Oehmigke Verlag

from Wikipedia, the free encyclopedia

Oehmigke is a German publishing house that was founded in 1784.

The publisher was founded by Johann Samuel Ferdinand Oehmigke (* May 25, 1761, † June 13, 1827). Oehmigke was the son of a respected factory owner in Berlin. In 1775 he took up an apprenticeship in bookselling at Brönner in Frankfurt am Main . He became an assistant to Johann Friedrich Korn in Breslau and worked in the bookstore of his father-in-law Joachim Pauli in Berlin.

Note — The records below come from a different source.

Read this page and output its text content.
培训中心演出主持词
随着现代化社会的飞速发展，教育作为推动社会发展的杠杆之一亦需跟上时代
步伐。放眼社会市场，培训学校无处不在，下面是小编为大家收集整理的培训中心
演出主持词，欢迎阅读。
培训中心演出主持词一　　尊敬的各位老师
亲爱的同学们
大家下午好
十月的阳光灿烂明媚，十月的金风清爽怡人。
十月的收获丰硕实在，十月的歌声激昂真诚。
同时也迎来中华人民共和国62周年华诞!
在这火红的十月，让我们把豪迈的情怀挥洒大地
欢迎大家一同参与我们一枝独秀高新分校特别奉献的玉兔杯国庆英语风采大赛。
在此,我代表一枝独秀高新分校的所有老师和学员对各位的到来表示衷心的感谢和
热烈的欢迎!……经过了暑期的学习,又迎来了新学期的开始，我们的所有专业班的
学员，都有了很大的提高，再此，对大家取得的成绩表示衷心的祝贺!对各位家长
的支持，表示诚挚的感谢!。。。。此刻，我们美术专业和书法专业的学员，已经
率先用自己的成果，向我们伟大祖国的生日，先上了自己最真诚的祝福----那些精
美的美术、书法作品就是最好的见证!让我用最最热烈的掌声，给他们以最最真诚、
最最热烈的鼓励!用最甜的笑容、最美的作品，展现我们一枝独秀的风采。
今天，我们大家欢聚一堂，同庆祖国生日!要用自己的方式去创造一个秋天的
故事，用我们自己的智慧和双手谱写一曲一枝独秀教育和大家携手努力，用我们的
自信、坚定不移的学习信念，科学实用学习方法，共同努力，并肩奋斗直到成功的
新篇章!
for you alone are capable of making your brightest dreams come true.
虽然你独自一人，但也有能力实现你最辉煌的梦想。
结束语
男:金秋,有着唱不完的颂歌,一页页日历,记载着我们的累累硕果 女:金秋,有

After Oehmigke first opened his own bookstore with an affiliated publishing house in Küstrin in 1784 , he moved to Berlin in 1790 . After a while, the product range business was handed over to Gottfried Karl Nauck . He continued to run the publishing house and also opened a lending library, which he ran until 1815. Oehmigke himself published his own works under a pseudonym . In 1815 Oehmigke returned to Küstrin.

publishing company

In 1821 Ludwig Oehmigke took over the publishing house. In 1828 the publisher's catalog included 78 works, mostly of smaller size, as well as a number of magazines. In 1855 the publishing house was sold to Friedrich Appelius; In 1873 it came to R. Appelius. Since 1904, Dr. jur. F. Caspari owner of L. Oehmigkes Verlagshandlung (R. Appelius) in Berlin.

Major publications

The brochure "Frauenbildung" by Helene Lange appeared in the publishing house , which became essential for the equality of women in the education system.

swell

  • New Nekrolog der Deutschen 1827, pp. 590–592.
  • Rudolf Schmidt: German bookseller. German book printer. Volume 4. Berlin / Eberswalde 1907, p. 729.

Individual evidence

  1. Angelika Schaser: Helene Lange and Gertrud Bäumer. A political community. Cologne: Böhlau, 2010, p. 64 f.